Lichaam in balans met de ‘Constructive Rest Position’

Het lichaam heeft zo haar eigen manieren om om te gaan met wat er dagelijks gebeurt en nodig is. Of dat nu een prettige, efficiënte manier is of een moeizame. Dat wil niet zeggen dat je daar geen invloed op kunt uitoefenen.

We hebben onze botten, spieren en bindweefsel om ons voort te bewegen en onze organen om onze lichaamsfuncties (ademhaling, spijsvertering, verwerking etc.) uit te voeren. Dit alles wordt aangestuurd door ons zenuwstelsel. Door het zenuwstelsel nieuwe informatie en impulsen te bieden zijn we in staat om te veranderen.

Spieren hebben een basis tonus. Ze zijn niet helemaal slap maar staan ook niet strak gespannen. Dat wil zeggen genoeg spierkracht gebruiken om iets uit te voeren maar niet meer dan nodig is.

Organen hebben ook een basis tonus. Veel organen zijn zelf spieren. Als een orgaan te slap is sleep je het mee als een kind dat in slaap valt op je arm. Het voelt steeds zwaarder aan. Dit kan invloed hebben op je houding en daarmee op je botten en spieren. Een orgaan moet ook niet te gespannen zijn. Dat maakt onbeweeglijk. Denk maar aan een knoop in je maag. Als je organen je van binnenuit ondersteunen hoeven je spieren minder hard te werken om je lichaam in balans en vorm te houden. Zowel spieren als organen hebben training/beweging nodig om gezond te blijven.
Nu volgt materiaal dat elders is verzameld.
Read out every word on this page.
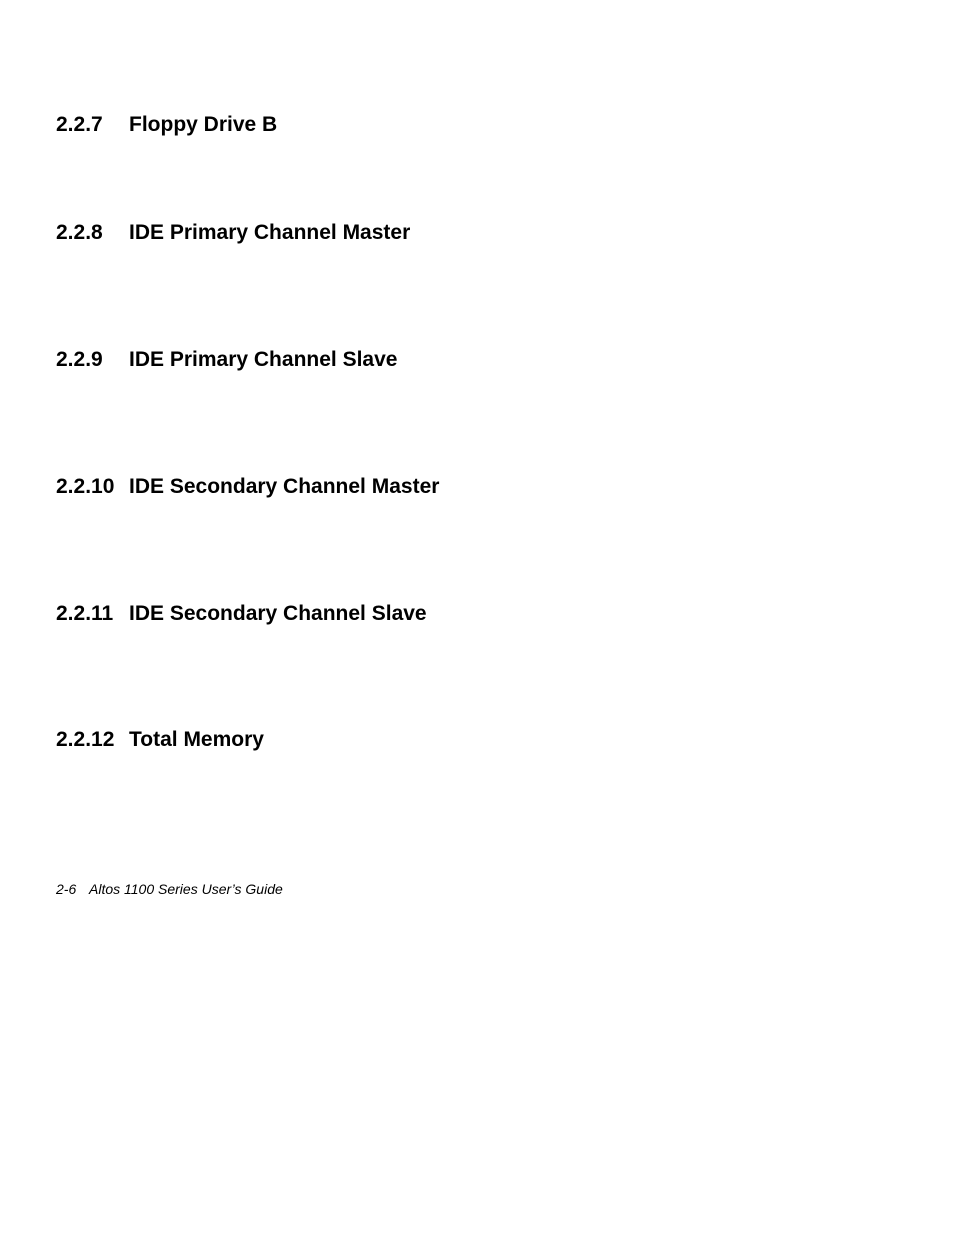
2.2.7 Floppy Drive B
2.2.8 IDE Primary Channel Master
2.2.9 IDE Primary Channel Slave
2.2.10 IDE Secondary Channel Master
2.2.11 IDE Secondary Channel Slave
2.2.12 Total Memory

2-6 Altos 1100 Series User’s Guide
Lulu Sweigard, één van de pioniers van de ideokinese ontwikkelde een model om m.b.v ons voorstellingsvermogen ons lichaam en haar bewegingen in balans te brengen. Ideokinese wil zeggen dat het idee dat je hebt over je lichaam en haar functioneren van invloed is op hoe je beweegt en functioneert.
Haar model bestaat uit 9 actie lijnen of bewegingslijnen waarlangs het lichaam zich organiseert om zo neutraal mogelijk en in balans te zijn. Dat wil zeggen genoeg spierkracht gebruiken om iets uit te voeren maar niet meer dan nodig is. Terwijl de organen hun eigen unieke positie innemen en behouden.

Het begin en eindpunt van 8 van de 9 lijnen zijn botdelen. De 9e lijn is je centrale as. Spieren en bindweefsel bewegen deze punten naar elkaar toe of van elkaar af. De organen ondersteunen de bewegingen.

De 9 lijnen/bewegingslijnen zijn

  1. de achterzijde van de wervelkolom – atlas <-> stuitje
  2. schaambot middenvoor bekken <-> voorzijde 12e borstwervel
  3. kuiltje borstbeen <-> onderste deel achterhoofd
  4. borstkas
  5. rugzijde bekken
  6. voorzijde bekken
  7. het centrum van de knie <-> centrum heupgewricht
  8. de grote teen <-> de hiel
  9. centrale as

Bewegen langs deze lijnen balanceert de spieren rondom de gewrichten. Je kunt de lijn verkorten of verlengen afhankelijk van de spanning van de spieren en in de organen. Om een gewricht meer de ruimte te geven of om lichaamsdelen dichter bij de centrale as te brengen. Elke verandering in één lijn heeft invloed op het geheel.

Om de lijnen te leren kennen is het goed om ze eerst in de “Constructive rest position” (actieve rustpositie) te oefenen. Tijdens de “Constructive rest position” lig je op de grond in een actieve positie en gebruik je je voorstellingsvermogen. Je stelt je beweging voor zonder echt te bewegen. Deze beweging is precies, heeft richting en plaats. Als de lijnen helder zijn kun je ze ook in een zittende of staande houding of tijdens beweging oefenen.

Zo komt je lichaam steeds meer in balans.